April 2004: Eliseo Vargas, former president of the Legislative Assembly and member of Calderón’s La Unidad party, resigns as head of the Caja.
June 2004: Walter Reiche, former executive of pharmaceutical company Fischel Corp., is arrested.
Sept. 2004: Investigators raid Calderón’s law office in search of documents that might link him to the Fischel scandal. Calderón is accused of receiving $520,000, which he promptly deposits into a special account of the state, following accusations of corruption.

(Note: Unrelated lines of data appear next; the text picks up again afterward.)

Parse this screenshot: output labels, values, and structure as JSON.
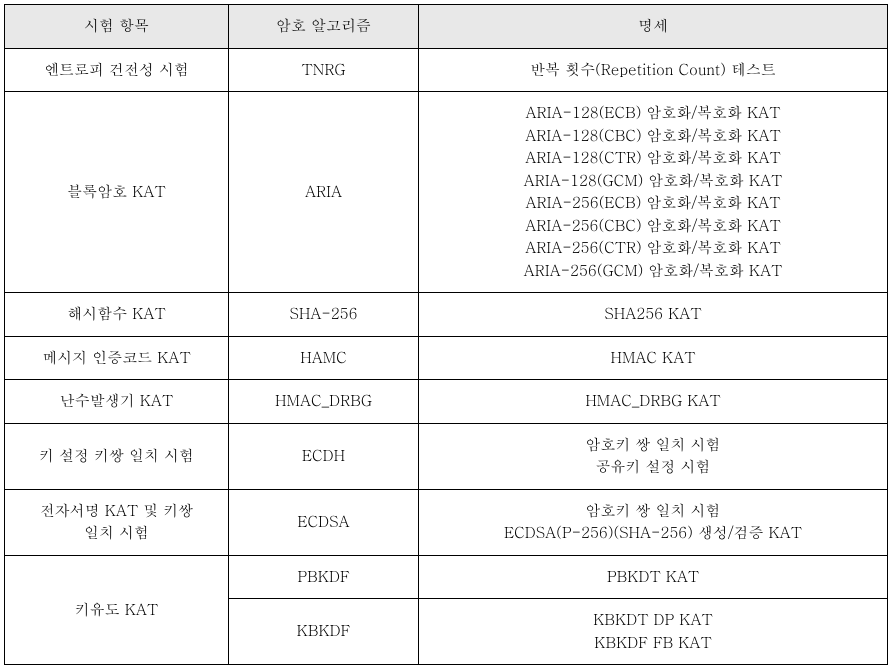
{
  "table": {
    "headers": {
      "col1": "시험 항목",
      "col2": "암호 알고리즘",
      "col3": "명세"
    },
    "rows": {
      "r1": {
        "c1": "엔트로피 건전성 시험",
        "c2": "TNRG",
        "c3": "반복 횟수(Repetition Count) 테스트"
      },
      "r2": {
        "c1": "블록암호 KAT",
        "c2": "ARIA",
        "c3": "ARIA-128(ECB) 암호화/복호화 KAT\nARIA-128(CBC) 암호화/복호화 KAT\nARIA-128(CTR) 암호화/복호화 KAT\nARIA-128(GCM) 암호화/복호화 KAT\nARIA-256(ECB) 암호화/복호화 KAT\nARIA-256(CBC) 암호화/복호화 KAT\nARIA-256(CTR) 암호화/복호화 KAT\nARIA-256(GCM) 암호화/복호화 KAT"
      },
      "r3": {
        "c1": "해시함수 KAT",
        "c2": "SHA-256",
        "c3": "SHA256 KAT"
      },
      "r4": {
        "c1": "메시지 인증코드 KAT",
        "c2": "HAMC",
        "c3": "HMAC KAT"
      },
      "r5": {
        "c1": "난수발생기 KAT",
        "c2": "HMAC_DRBG",
        "c3": "HMAC_DRBG KAT"
      },
      "r6": {
        "c1": "키 설정 키쌍 일치 시험",
        "c2": "ECDH",
        "c3": "암호키 쌍 일치 시험\n공유키 설정 시험"
      },
      "r7": {
        "c1": "전자서명 KAT 및 키쌍\n일치 시험",
        "c2": "ECDSA",
        "c3": "암호키 쌍 일치 시험\nECDSA(P-256)(SHA-256) 생성/검증 KAT"
      },
      "r8": {
        "c1": "키유도 KAT",
        "sub1": {
          "c2": "PBKDF",
          "c3": "PBKDT KAT"
        },
        "sub2": {
          "c2": "KBKDF",
          "c3": "KBKDT DP KAT\nKBKDF FB KAT"
        }
      }
    }
  },
  "colors": {
    "header_bg": "#e8e8e8",
    "border": "#000000",
    "text": "#000000",
    "background": "#ffffff"
  }
}
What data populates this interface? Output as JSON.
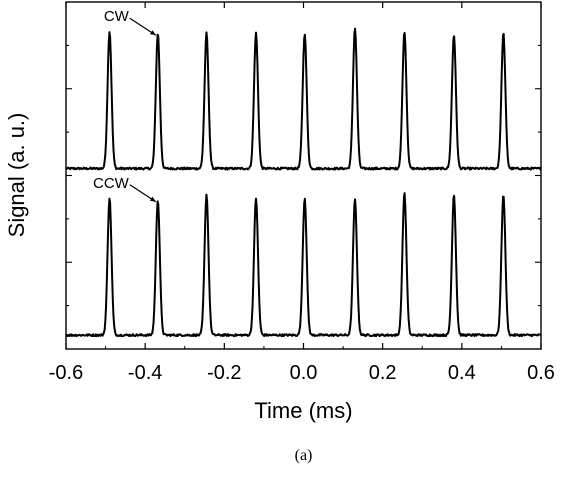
{
  "chart_data": {
    "type": "line",
    "title": "",
    "xlabel": "Time (ms)",
    "ylabel": "Signal (a. u.)",
    "panel_label": "(a)",
    "xlim": [
      -0.6,
      0.6
    ],
    "x_ticks": [
      -0.6,
      -0.4,
      -0.2,
      0.0,
      0.2,
      0.4,
      0.6
    ],
    "x_tick_labels": [
      "-0.6",
      "-0.4",
      "-0.2",
      "0.0",
      "0.2",
      "0.4",
      "0.6"
    ],
    "ylim": [
      0,
      2
    ],
    "y_tick_labels_shown": false,
    "grid": false,
    "series": [
      {
        "name": "CW",
        "baseline": 1.04,
        "pulse_width_ms": 0.005,
        "peaks": [
          {
            "x": -0.49,
            "y": 1.83
          },
          {
            "x": -0.368,
            "y": 1.82
          },
          {
            "x": -0.245,
            "y": 1.82
          },
          {
            "x": -0.12,
            "y": 1.82
          },
          {
            "x": 0.003,
            "y": 1.82
          },
          {
            "x": 0.13,
            "y": 1.85
          },
          {
            "x": 0.255,
            "y": 1.83
          },
          {
            "x": 0.38,
            "y": 1.81
          },
          {
            "x": 0.505,
            "y": 1.82
          }
        ]
      },
      {
        "name": "CCW",
        "baseline": 0.08,
        "pulse_width_ms": 0.005,
        "peaks": [
          {
            "x": -0.49,
            "y": 0.87
          },
          {
            "x": -0.368,
            "y": 0.86
          },
          {
            "x": -0.245,
            "y": 0.89
          },
          {
            "x": -0.12,
            "y": 0.87
          },
          {
            "x": 0.003,
            "y": 0.87
          },
          {
            "x": 0.13,
            "y": 0.86
          },
          {
            "x": 0.255,
            "y": 0.9
          },
          {
            "x": 0.38,
            "y": 0.89
          },
          {
            "x": 0.505,
            "y": 0.89
          }
        ]
      }
    ],
    "annotations": [
      {
        "text": "CW",
        "arrow_to": {
          "x": -0.368,
          "y": 1.82
        }
      },
      {
        "text": "CCW",
        "arrow_to": {
          "x": -0.368,
          "y": 0.86
        }
      }
    ]
  }
}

Oct. 2004: Former Costa Rican President Miguel Angel Rodríguez faces corruption charges and resigns from his post as secretary general of the Organization of American States.
Oct. 21, 2004: Calderón is arrested and sentenced to nine months in prison.
Oct. 2004: Former President José María Figueres is implicated, but not charged, in a case involving French telecommunications company Alcatel.
March 15, 2005: Rodríguez leaves jail and is put under house arrest.
March 23, 2005: Calderón leaves jail and is put under house arrest.
Nov. 2008: Caja-Fischel trial begins.
April 28, 2009: Calderón announces bid for Feb., 2010, presidential election, despite ongoing trial.
Aug. 2009: Prosecutors call for a sentence of 24 years in prison and $89 million in fines for “social damages” for Calderón.
Oct. 5, 2009: Calderón is sentenced to five years in prison and fined $520,000.